Kenneth Braswell, Responsible Fatherhood director, ‘when reality exceeds expectations’
Kenneth Braswell is the executive director of Fathers Incorporated, which serves as a leader in the field of Responsible Fatherhood. “The organization’s international, national, and local mission focuses on remediating the impact of father absence. Braswell has over 25 years of community development experience and serves as a leader and advocate in the promotion of responsible fatherhood and Black male achievement,” he says.
Additionally, Braswell serves as the director of President Obama’s National Responsible Fatherhood Clearinghouse (NRFC) within the U.S. Department of Health and Human Services. The NRFC is a widely recognized national and international resource for fathers, practitioners, researchers, and policymakers. Its components include: www.fatherhood.gov, media campaigns, products, Fatherhood Buzz and the national fatherhood hotline.
Read what he has to say.
What inspired you to become an entrepreneur?

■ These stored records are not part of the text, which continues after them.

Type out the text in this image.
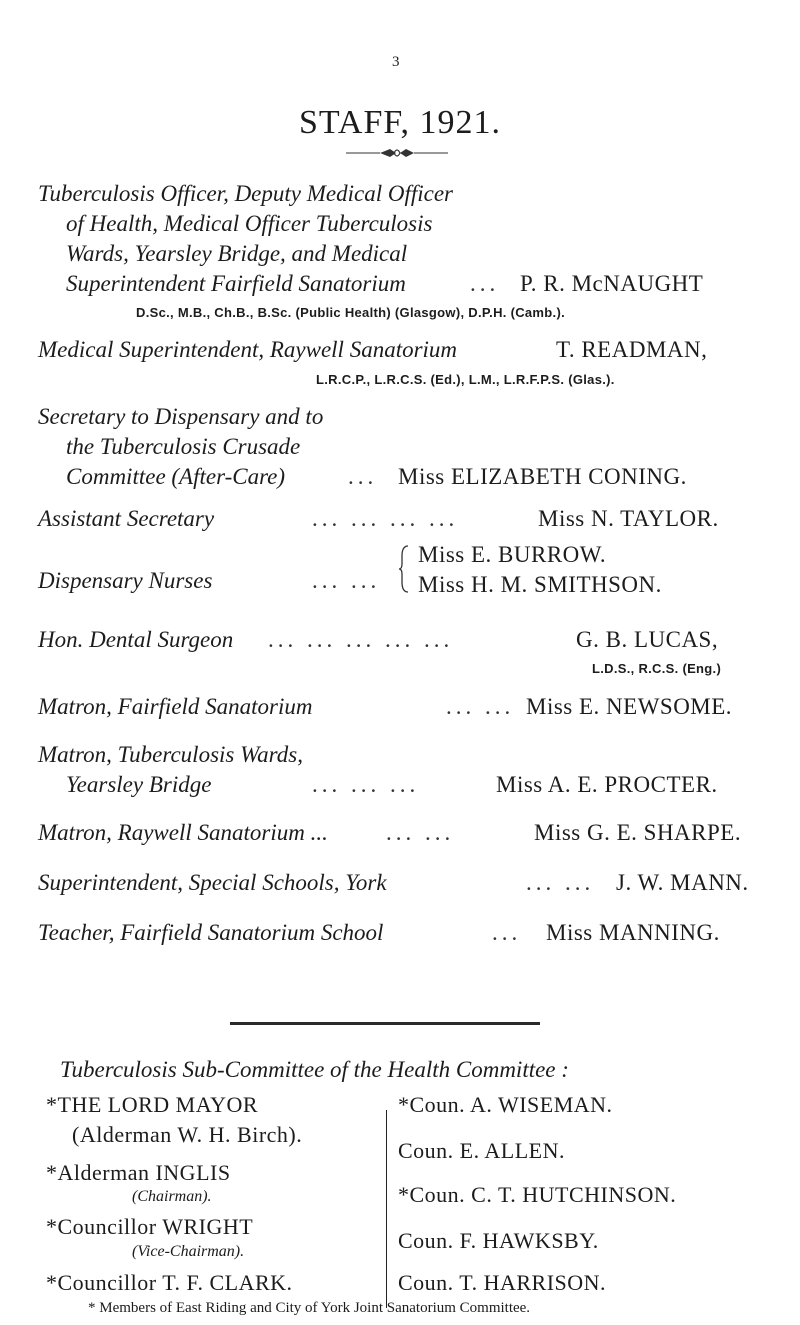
3
STAFF, 1921.
Tuberculosis Officer, Deputy Medical Officer
of Health, Medical Officer Tuberculosis
Wards, Yearsley Bridge, and Medical
Superintendent Fairfield Sanatorium	... P. R. McNAUGHT
D.Sc., M.B., Ch.B., B.Sc. (Public Health) (Glasgow), D.P.H. (Camb.).
Medical Superintendent, Raywell Sanatorium	T. READMAN,
L.R.C.P., L.R.C.S. (Ed.), L.M., L.R.F.P.S. (Glas.).
Secretary to Dispensary and to
the Tuberculosis Crusade
Committee (After-Care)	... Miss ELIZABETH CONING.
Assistant Secretary	... ... ... ...	Miss N. TAYLOR.
Dispensary Nurses	... ...
Miss E. BURROW.
Miss H. M. SMITHSON.
Hon. Dental Surgeon ... ... ... ... ...	G. B. LUCAS,
L.D.S., R.C.S. (Eng.)
Matron, Fairfield Sanatorium	... ... Miss E. NEWSOME.
Matron, Tuberculosis Wards,
Yearsley Bridge	... ... ...	Miss A. E. PROCTER.
Matron, Raywell Sanatorium ...	... ...	Miss G. E. SHARPE.
Superintendent, Special Schools, York	... ... J. W. MANN.
Teacher, Fairfield Sanatorium School	... Miss MANNING.
Tuberculosis Sub-Committee of the Health Committee :
*THE LORD MAYOR
(Alderman W. H. Birch).
*Alderman INGLIS
(Chairman).
*Councillor WRIGHT
(Vice-Chairman).
*Councillor T. F. CLARK.
*Coun. A. WISEMAN.
Coun. E. ALLEN.
*Coun. C. T. HUTCHINSON.
Coun. F. HAWKSBY.
Coun. T. HARRISON.
* Members of East Riding and City of York Joint Sanatorium Committee.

Independence and innovation have always been my motivator to resolve social issues through entrepreneurial endeavors. It began with my passion for communicating via the publishing of two community newspapers (WHAZUP! and Urban Voices). In addition, I also had a DJ and radio broadcasting career that spanned over 35 years. In 2004, after serving as the VP of Communications for the Urban League of Northeastern New York, I took a leap of faith into the nonprofit world and created Fathers Incorporated to train and build the capacity of human service agencies to better provide services for men/fathers. That work has evolved into also managing Black Rose MediaWorks, a media production company created to produce films and other media content designed to address social issues impacting black families.
What type of person or company is an ideal client?
An ideal client for Fathers Incorporated is any organizational entity whose mission is to provide social services to men/fathers and the families they impact. Also, any business whose clientele, members or workforce are primarily men. Our professional development mission seeks to equip organizations, faith-based institutions and bussinesses with a greater understanding of supporting families through stronger men/fathers.
When did you realize that you had what it took to make it on your own?
In 2011, when we finished writing the proposal for the National Responsible Fatherhood Clearinghouse (NRFC), I got a chance to see all of my credentials and ideas on paper. It was the first time I realized that our organization had accomplished so much. Yet, it was when we won the bid for the contract I realized it wasn’t just words on a paper but a body of work that had done well. In fact, through my own hands, I have managed over $50 million in the work of Responsible Fatherhood over the last 10 years.
What has been the biggest obstacle you’ve had to overcome?
My biggest obstacle came twice for the same reason. When I released my book When The Tear Won’t Fall: One Man’s Journey through the Struggles of Manhood and Fatherhood and then when I released my documentary, Spit’in Anger: Venom of a Fatherless Son. I struggled with putting the intimacy, failures and struggles of my life in such a public space. It was three years before I released the book and a year before I released the film because I was so nervous about what people would think. I’ve since learned that the two projects were not only healing mechanisms for others, but one for myself, as well.
What is your most proud and/or successful moment?
I wish I could answer this question with a singular answer, but I can’t. My moments of success and pride are continually eclipsed by the next [project]. A good friend of mine once told me that “You have not begun to live until your reality exceeds your expectations.”
I’ve always known that I would ultimately do good in my life, but I never knew that it would be my own life that would serve as the inspiration to serve others.
Where do you see yourself in five years?
In five years, I want to see Fathers Incorporated be a sustainable business that continues to have a powerful impact on families–without having to have only my hands in the day-to-day operational management. In addition, because of the significant impact of our work, [we will be] mentioned in the same sentence of other large family based organizations like the Urban League, YMCA, Boy and Girls Club and others.